Candidates must contact the CREST support team at least 2 weeks before the potential exam date with a formal medical report from a qualified medical practitioner specialising in the particular condition. Candidates should register an account with Pearson VUE but not book an exam date until the accommodation request has been processed. For more information please contact [email protected].

Pearson VUE test centres and exam day

What am I allowed to take into the Pearson VUE Test Centre?

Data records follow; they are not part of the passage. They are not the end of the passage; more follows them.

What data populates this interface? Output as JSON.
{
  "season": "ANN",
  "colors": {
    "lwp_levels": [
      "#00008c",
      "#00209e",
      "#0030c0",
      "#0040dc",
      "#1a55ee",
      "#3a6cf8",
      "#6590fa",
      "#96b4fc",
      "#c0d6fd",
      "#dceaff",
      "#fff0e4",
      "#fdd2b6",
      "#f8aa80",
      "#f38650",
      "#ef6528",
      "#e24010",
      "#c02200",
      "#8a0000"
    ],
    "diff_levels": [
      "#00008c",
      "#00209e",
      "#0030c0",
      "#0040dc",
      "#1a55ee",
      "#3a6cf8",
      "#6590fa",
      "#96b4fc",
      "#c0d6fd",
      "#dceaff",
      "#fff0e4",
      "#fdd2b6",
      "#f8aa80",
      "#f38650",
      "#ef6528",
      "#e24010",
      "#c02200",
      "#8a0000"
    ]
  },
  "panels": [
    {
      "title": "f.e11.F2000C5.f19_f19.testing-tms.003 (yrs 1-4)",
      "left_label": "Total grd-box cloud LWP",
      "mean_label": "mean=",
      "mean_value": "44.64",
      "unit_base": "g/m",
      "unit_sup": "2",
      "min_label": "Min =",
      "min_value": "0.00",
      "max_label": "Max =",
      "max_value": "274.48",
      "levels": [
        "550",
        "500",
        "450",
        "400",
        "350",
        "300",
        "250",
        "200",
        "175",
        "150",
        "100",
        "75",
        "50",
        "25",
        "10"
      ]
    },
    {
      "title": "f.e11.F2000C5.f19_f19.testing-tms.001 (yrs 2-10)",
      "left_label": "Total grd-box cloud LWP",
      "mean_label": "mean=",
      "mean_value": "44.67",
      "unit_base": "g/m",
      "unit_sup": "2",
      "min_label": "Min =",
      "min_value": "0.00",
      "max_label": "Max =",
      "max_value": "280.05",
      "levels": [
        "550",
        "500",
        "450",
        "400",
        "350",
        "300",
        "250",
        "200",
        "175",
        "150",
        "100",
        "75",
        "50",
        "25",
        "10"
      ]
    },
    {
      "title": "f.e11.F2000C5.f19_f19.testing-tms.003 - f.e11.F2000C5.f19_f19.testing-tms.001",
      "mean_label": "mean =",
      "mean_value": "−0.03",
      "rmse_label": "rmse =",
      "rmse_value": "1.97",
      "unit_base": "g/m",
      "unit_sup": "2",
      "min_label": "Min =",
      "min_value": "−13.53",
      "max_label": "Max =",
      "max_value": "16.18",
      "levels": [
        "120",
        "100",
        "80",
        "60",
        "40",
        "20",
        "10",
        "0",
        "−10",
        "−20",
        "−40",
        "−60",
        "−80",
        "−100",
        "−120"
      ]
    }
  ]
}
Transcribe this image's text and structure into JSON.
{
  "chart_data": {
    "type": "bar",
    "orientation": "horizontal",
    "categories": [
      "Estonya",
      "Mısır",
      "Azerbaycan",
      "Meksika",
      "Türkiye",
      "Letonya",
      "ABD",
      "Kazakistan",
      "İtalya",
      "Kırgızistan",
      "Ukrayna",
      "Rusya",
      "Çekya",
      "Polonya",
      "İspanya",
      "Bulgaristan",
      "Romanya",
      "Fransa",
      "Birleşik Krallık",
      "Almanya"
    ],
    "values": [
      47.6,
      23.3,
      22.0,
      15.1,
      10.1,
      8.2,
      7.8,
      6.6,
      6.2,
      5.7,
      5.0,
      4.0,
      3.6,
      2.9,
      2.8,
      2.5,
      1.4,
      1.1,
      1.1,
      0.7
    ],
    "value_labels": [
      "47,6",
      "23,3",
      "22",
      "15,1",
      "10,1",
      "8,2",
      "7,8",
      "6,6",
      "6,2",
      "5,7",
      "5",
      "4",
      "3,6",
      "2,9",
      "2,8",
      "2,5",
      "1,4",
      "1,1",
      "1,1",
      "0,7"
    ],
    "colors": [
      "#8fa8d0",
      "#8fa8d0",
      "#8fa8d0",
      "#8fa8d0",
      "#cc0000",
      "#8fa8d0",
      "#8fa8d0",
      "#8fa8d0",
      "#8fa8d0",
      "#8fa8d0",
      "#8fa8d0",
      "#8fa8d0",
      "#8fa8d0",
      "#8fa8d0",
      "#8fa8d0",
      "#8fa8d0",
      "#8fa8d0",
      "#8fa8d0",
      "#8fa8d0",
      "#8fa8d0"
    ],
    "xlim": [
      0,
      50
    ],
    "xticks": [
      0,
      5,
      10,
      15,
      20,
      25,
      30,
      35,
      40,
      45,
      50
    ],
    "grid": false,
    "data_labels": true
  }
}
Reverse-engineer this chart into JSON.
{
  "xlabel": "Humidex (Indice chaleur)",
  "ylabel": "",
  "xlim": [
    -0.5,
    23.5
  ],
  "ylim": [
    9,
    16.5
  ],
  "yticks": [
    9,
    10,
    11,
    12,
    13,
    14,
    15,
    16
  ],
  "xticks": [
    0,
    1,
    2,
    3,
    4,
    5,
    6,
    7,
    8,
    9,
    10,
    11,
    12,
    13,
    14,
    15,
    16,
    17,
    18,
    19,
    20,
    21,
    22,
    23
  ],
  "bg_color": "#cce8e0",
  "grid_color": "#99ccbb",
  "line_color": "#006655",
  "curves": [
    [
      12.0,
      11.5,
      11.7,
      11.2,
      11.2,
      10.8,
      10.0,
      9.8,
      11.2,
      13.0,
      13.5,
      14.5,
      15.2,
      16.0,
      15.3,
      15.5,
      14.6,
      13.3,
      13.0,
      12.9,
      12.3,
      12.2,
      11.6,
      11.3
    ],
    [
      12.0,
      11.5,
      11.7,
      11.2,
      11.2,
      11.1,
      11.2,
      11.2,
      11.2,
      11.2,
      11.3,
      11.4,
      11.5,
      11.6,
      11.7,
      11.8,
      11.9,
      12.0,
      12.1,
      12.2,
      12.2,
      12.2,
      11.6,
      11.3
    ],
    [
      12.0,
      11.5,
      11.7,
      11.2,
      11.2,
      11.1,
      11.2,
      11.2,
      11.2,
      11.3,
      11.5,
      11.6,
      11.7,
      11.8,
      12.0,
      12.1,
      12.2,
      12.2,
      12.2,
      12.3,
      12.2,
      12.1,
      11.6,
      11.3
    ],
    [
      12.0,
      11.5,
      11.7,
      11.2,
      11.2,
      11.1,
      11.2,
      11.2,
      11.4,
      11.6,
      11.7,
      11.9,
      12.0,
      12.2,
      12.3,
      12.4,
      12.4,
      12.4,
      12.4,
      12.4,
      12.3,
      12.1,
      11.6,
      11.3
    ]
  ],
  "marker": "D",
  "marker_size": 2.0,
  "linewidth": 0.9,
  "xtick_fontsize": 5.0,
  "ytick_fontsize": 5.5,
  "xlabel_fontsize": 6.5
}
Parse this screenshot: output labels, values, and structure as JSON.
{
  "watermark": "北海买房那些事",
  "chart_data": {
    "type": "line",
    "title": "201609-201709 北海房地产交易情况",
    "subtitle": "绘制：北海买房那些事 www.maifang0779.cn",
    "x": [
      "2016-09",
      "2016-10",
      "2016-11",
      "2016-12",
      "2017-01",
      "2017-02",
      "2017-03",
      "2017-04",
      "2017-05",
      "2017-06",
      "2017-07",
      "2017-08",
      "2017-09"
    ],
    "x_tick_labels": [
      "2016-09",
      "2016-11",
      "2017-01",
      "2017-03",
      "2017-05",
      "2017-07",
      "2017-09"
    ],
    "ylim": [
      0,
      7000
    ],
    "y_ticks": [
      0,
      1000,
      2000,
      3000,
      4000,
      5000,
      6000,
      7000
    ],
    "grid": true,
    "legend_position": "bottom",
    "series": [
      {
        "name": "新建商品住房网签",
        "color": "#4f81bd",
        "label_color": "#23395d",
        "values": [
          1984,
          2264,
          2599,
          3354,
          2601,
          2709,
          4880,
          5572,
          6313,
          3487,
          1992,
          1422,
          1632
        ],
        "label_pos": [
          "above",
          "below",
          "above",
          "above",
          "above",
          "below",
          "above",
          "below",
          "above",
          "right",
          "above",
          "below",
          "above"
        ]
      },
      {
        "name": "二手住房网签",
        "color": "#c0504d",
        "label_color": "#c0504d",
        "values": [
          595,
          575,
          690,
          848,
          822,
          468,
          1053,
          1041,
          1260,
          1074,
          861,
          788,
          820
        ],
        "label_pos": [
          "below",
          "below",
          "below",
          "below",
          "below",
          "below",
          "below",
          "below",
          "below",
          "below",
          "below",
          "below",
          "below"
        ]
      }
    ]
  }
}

  • Electronic items such as mobile phones, smart watches, ear buds etc will not be permitted to be taken into the exam. You will be required to surrender all electronic items and potentially other personal items. Lockers will be provided. 
  • However, in order to allow candidates to familiarize themselves with the tooling available in the exam environment, a virtual machine is available here. The virtual machine will host a version of Kali Linux that can be used to perform all required tasks within the exam. This machine has a large number of tools installed, including licensed versions of Nessus Professional and BurpSuite Professional. 
  • Pearson VUE Comfort Aid List 

I already have a Pearson VUE login, can I use that to book?

Yes. You can only book the CREST CRT exam through a Pearson VUE account. Please follow the link to set up an account if you have not already done so: Pearson VUE.

What if I run out of time in the exam?

  • If you do run out of time, or forget to save, then your exam will be auto submitted. 
  • You will be provided with a 5-minute warning notification .

What Identification Document (ID) do I need?

You need to bring two forms of government issued IDs one of which must have a picture. Most candidates bring their passport and the driver’s licence. No photocopies will be accepted. Please see the following link for more detailed information: English (pearsonvue.com) 

Are there any tips for the exam day?

Pearson VUE provides relevant information for candidates via their resource hub: helpful resources for test-takers

What can I expect on the day?

  • You will need to arrive at least 15 minutes before your exam starts to allow time to complete the sign in process.
  • Don’t forget to bring your two forms of government issued IDs. 
  • Access to the Kali virtual machine desktop will be provided via the Peason VUE secure browser. 
  • You need to use this Kali virtual machines to perform the required testing. All required tooling is pre-installed into this virtual machine.
  • The virtual machine has no access to the internet; therefore, you won’t be able to update, download any tools, download notes, search blogs etc. 
  • It might take 30-60 seconds to load the virtual machine into the Peason VUE secure browser and this is perfectly normal. 
  • You won’t be able to copy and paste between the Kali virtual machine and the examination answer window.